Now the Big Question: "Why should I care?  No one is using Google Wave anyway."  True (only 1 million invitation-only beta accounts as of mid-November, active number unknown) -- but at least 146 million people use Gmail.  Others already expect Google Wave eventually will be introduced as a feature for Gmail: instead of / in addition to sending a message, you'll be able to start a "Wave".  It's one of the top requests for the Wave team.  (Gmail already approximates Wave by organizing its list of messages into threads, and by supporting labeling and filtering.)  Facebook, with groups and fan pages, appears to have stolen a march on Google for now, but for the vast bulk of the world that still lives in email, it's clunky to switch back and forth.  The killer social media / collaboration app is one that tightly integrates conversations and collaboration with messaging, and the prospect of Google-Wave-in-Gmail is the closest solution with any realistic adoption prospects that I can imagine right now.

So while it's absurdly early, marketers, you read it here first: Sponsored Google Waves :-)  And for you developers, it's not too early to get started hacking the Google Wave API and planning how to monetize your apps.

Oh, and Happy New Year!

Postscript: It was the software's fault...

Postscript #2: Beware the echo chamber

October 06, 2009

Twitter Idea Of The Day

I just read Clive Owen's piece in on wired.com describing the rise of search engines focused on real-time trend monitoring, as opposed to indexing based on authority.  It's good, short, and I recommend it.
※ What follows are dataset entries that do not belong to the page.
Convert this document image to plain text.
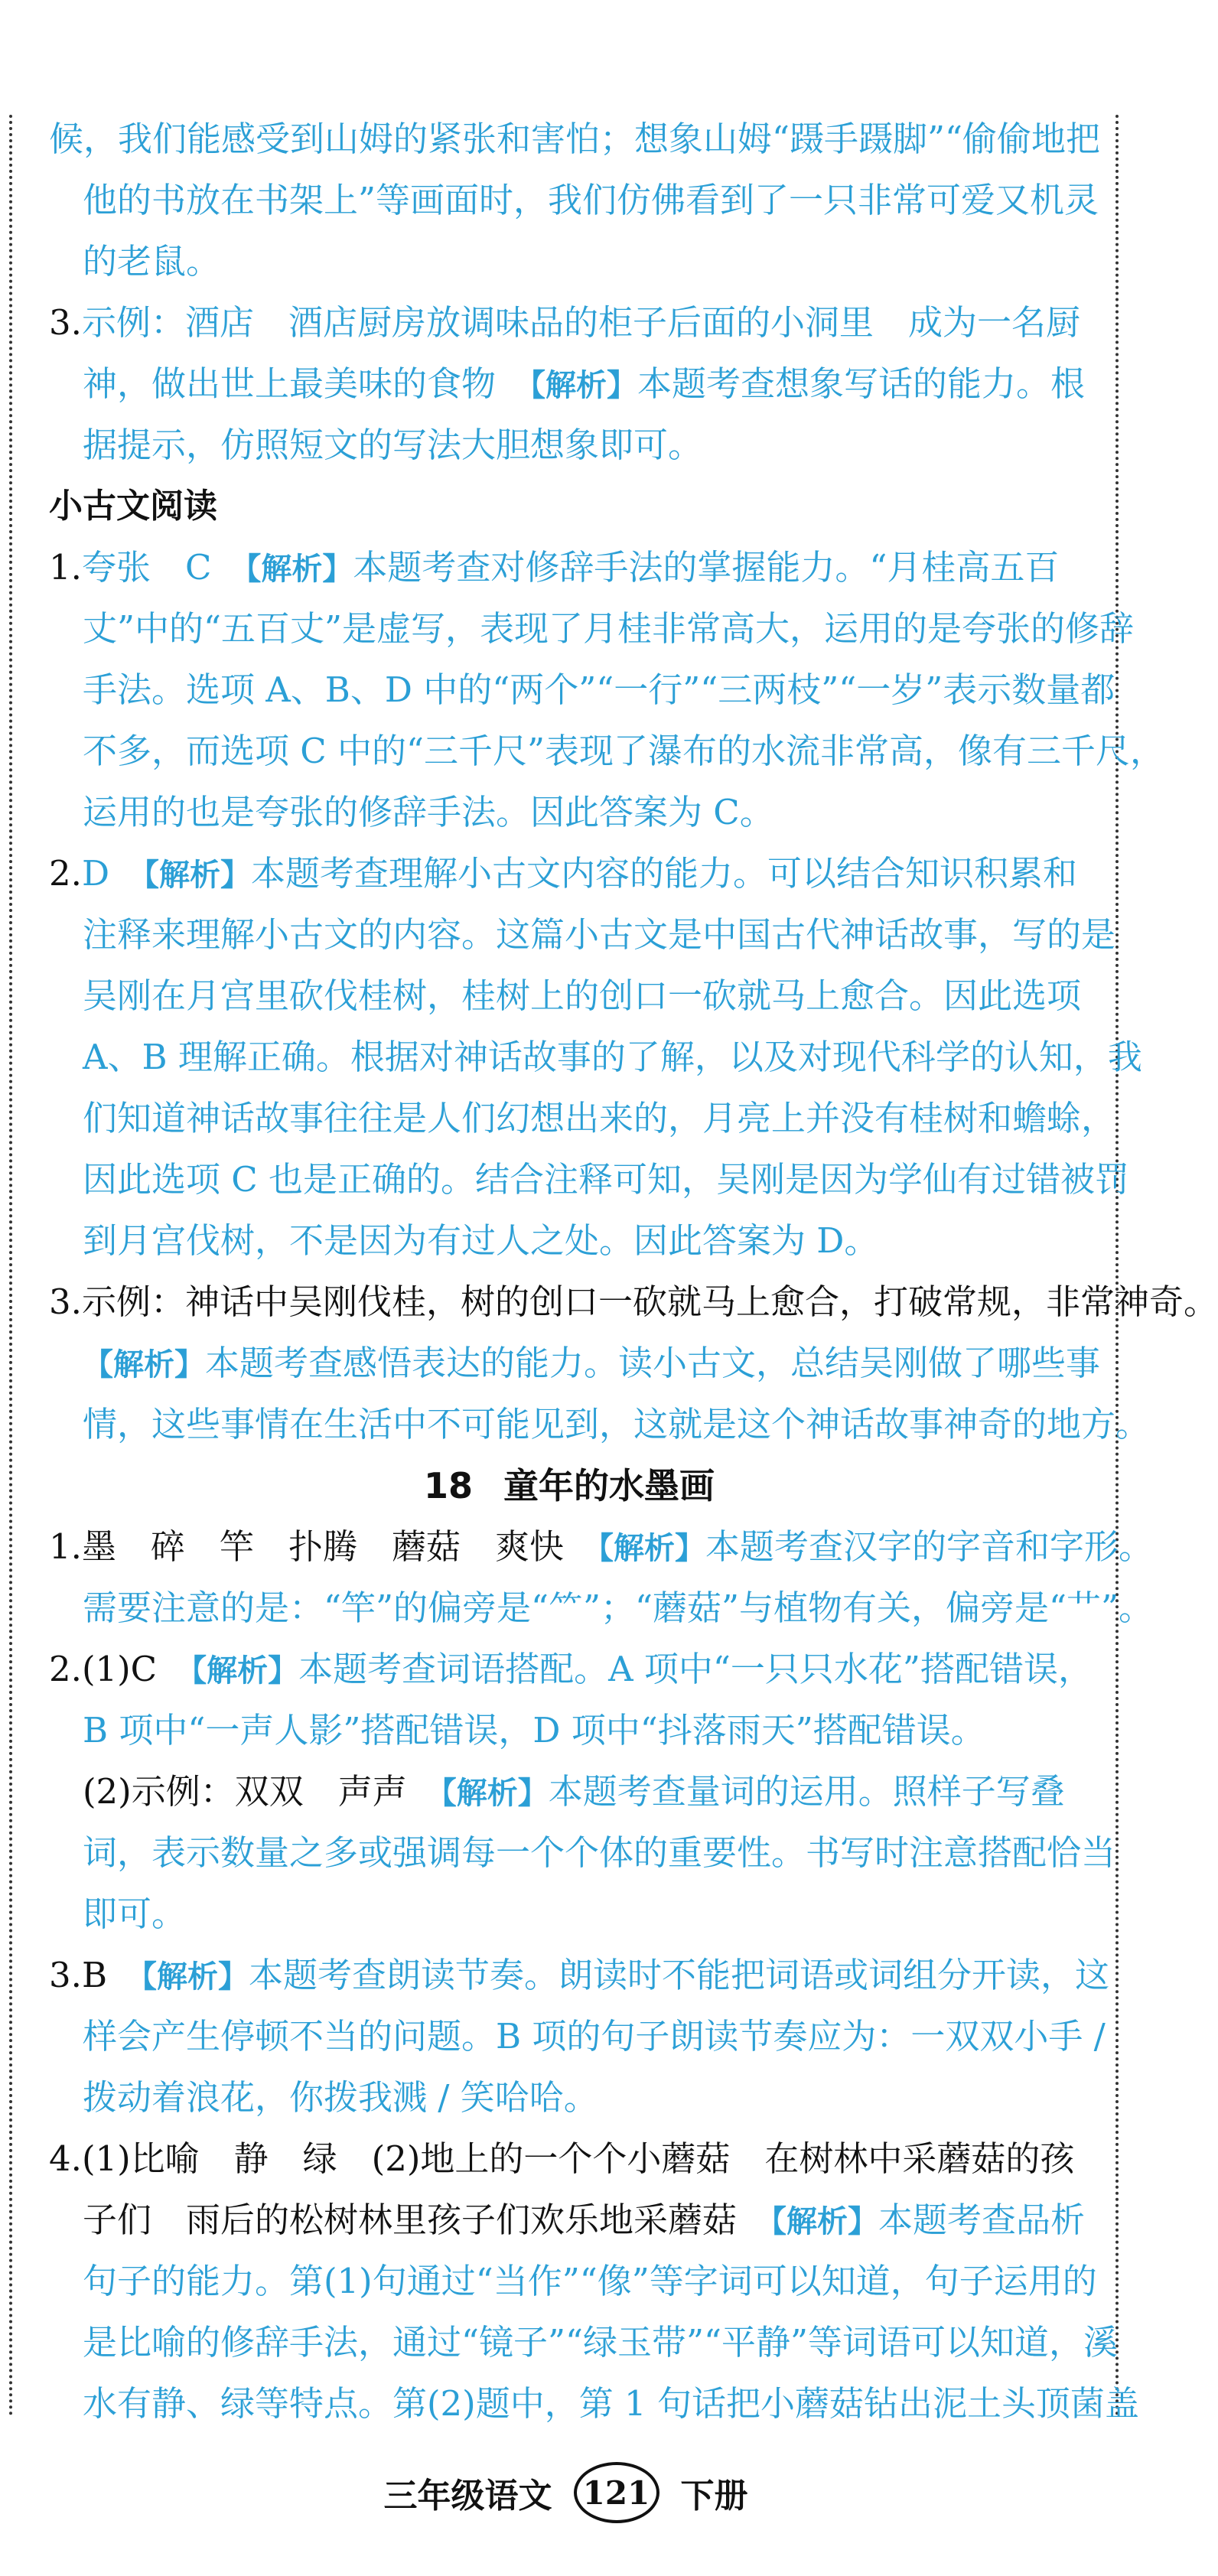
候，我们能感受到山姆的紧张和害怕；想象山姆“蹑手蹑脚”“偷偷地把
他的书放在书架上”等画面时，我们仿佛看到了一只非常可爱又机灵
的老鼠。
3.示例：酒店　酒店厨房放调味品的柜子后面的小洞里　成为一名厨
神，做出世上最美味的食物　【解析】本题考查想象写话的能力。根
据提示，仿照短文的写法大胆想象即可。
小古文阅读
1.夸张　C　【解析】本题考查对修辞手法的掌握能力。“月桂高五百
丈”中的“五百丈”是虚写，表现了月桂非常高大，运用的是夸张的修辞
手法。选项 A、B、D 中的“两个”“一行”“三两枝”“一岁”表示数量都
不多，而选项 C 中的“三千尺”表现了瀑布的水流非常高，像有三千尺，
运用的也是夸张的修辞手法。因此答案为 C。
2.D　【解析】本题考查理解小古文内容的能力。可以结合知识积累和
注释来理解小古文的内容。这篇小古文是中国古代神话故事，写的是
吴刚在月宫里砍伐桂树，桂树上的创口一砍就马上愈合。因此选项
A、B 理解正确。根据对神话故事的了解，以及对现代科学的认知，我
们知道神话故事往往是人们幻想出来的，月亮上并没有桂树和蟾蜍，
因此选项 C 也是正确的。结合注释可知，吴刚是因为学仙有过错被罚
到月宫伐树，不是因为有过人之处。因此答案为 D。
3.示例：神话中吴刚伐桂，树的创口一砍就马上愈合，打破常规，非常神奇。
【解析】本题考查感悟表达的能力。读小古文，总结吴刚做了哪些事
情，这些事情在生活中不可能见到，这就是这个神话故事神奇的地方。
18 童年的水墨画
1.墨　碎　竿　扑腾　蘑菇　爽快　【解析】本题考查汉字的字音和字形。
需要注意的是：“竿”的偏旁是“⺮”；“蘑菇”与植物有关，偏旁是“艹”。
2.(1)C　【解析】本题考查词语搭配。A 项中“一只只水花”搭配错误，
B 项中“一声人影”搭配错误，D 项中“抖落雨天”搭配错误。
(2)示例：双双　声声　【解析】本题考查量词的运用。照样子写叠
词，表示数量之多或强调每一个个体的重要性。书写时注意搭配恰当
即可。
3.B　【解析】本题考查朗读节奏。朗读时不能把词语或词组分开读，这
样会产生停顿不当的问题。B 项的句子朗读节奏应为：一双双小手 /
拨动着浪花，你拨我溅 / 笑哈哈。
4.(1)比喻　静　绿　(2)地上的一个个小蘑菇　在树林中采蘑菇的孩
子们　雨后的松树林里孩子们欢乐地采蘑菇　【解析】本题考查品析
句子的能力。第(1)句通过“当作”“像”等字词可以知道，句子运用的
是比喻的修辞手法，通过“镜子”“绿玉带”“平静”等词语可以知道，溪
水有静、绿等特点。第(2)题中，第 1 句话把小蘑菇钻出泥土头顶菌盖
三年级语文 121 下册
Building on ideas I had a while back, it provoked an idea for a web service that would allow a group sponsor to register Twitter feeds (or, for that matter, any kind of feed) from members of the group, do a word-frequency analysis on those feeds (with appropriate filters of course), and then display snapshots (perhaps with a word cloud) of popularity, and trend analysis (fastest-rising, fastest-falling).  You could also have specialized content variants: most popular URLs, most popular tags.  Clicking through from any particular word (or url or tag) you could do a network analysis: which member of the group first mentioned the item, who re-tweeted him or her, either with attribution or without.
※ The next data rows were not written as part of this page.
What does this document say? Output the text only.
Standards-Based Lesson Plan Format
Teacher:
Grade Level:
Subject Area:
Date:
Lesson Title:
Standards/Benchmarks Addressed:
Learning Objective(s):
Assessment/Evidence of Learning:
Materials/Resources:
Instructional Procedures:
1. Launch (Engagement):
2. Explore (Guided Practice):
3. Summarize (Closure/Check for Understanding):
The builder of a service like this would construct it as a platform that would allow group sponsors to set up individual accounts with one or more groups, and it would allow these sponsors to aggregate groups up or drill down from an aggregate cross-group view down to individual ones, perhaps with some comparative analysis -- "show me the relative popularity of any given word / content item across my groups", for example.
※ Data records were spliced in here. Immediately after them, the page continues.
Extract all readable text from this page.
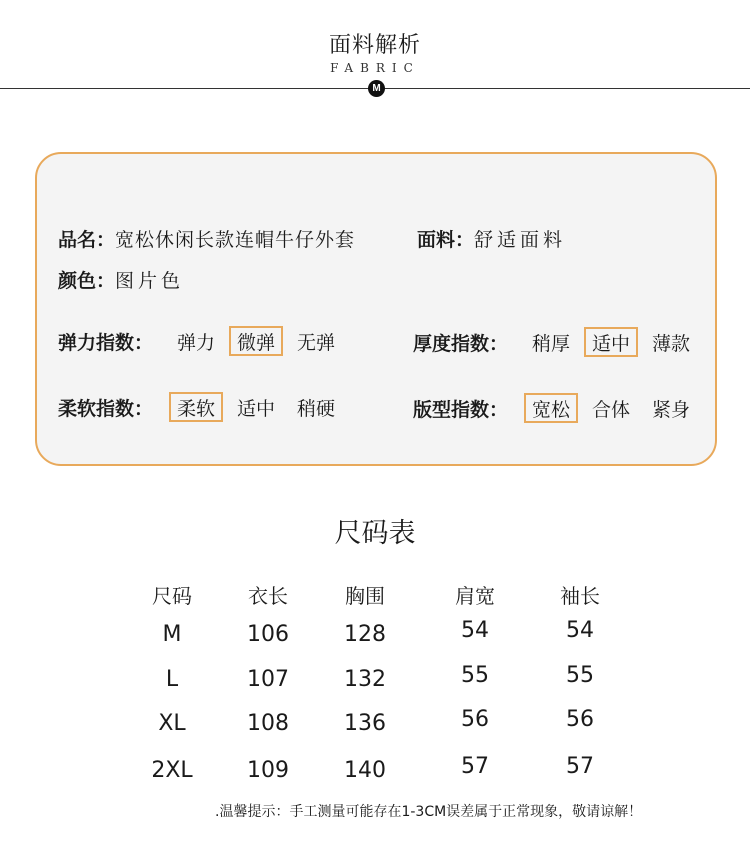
面料解析
FABRIC
M
品名： 宽松休闲长款连帽牛仔外套	面料： 舒适面料
颜色： 图片色
弹力指数：	弹力	微弹	无弹	厚度指数：	稍厚	适中	薄款
柔软指数：	柔软	适中	稍硬	版型指数：	宽松	合体	紧身
尺码表
尺码	衣长	胸围	肩宽	袖长
M	106	128	54	54
L	107	132	55	55
XL	108	136	56	56
2XL	109	140	57	57
.温馨提示：手工测量可能存在1-3CM误差属于正常现象，敬请谅解！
Twitter already has trending topics, as do others, but the lack of grouping for folks relevant to me makes it (judging by the typical results) barely interesting and generally useless to me.  There are visual views of news, like Newsmap, but they pre-filter content by focusing on published news stories.

An additional layer of sophistication based on semantic analysis technology like, say, Crimson Hexagon's, would translate individual key words into broader categories of meaning from all this, so you could, at a glance, in what ways and proportions your group members were feeling about different things: "Well, it's Monday morning, and 2/3 of my users are feeling 'anxious' about work, while 1/3 are feeling 'inspired'  on vacation."

As for making money, buzz-tracking services are already bought by / licensed by / subscribed to by a number of organizations.  I could see a two-stage model here where group sponsors who aggregate and process their members' feeds could then re-syndicate fine-grained analysis of those feeds to media and other organizations to whom that aggregated view would be useful. "What are alumni of university X / readers of magazine Y focused on right now?"  The high-level cuts would be free, perhaps used to drive traffic.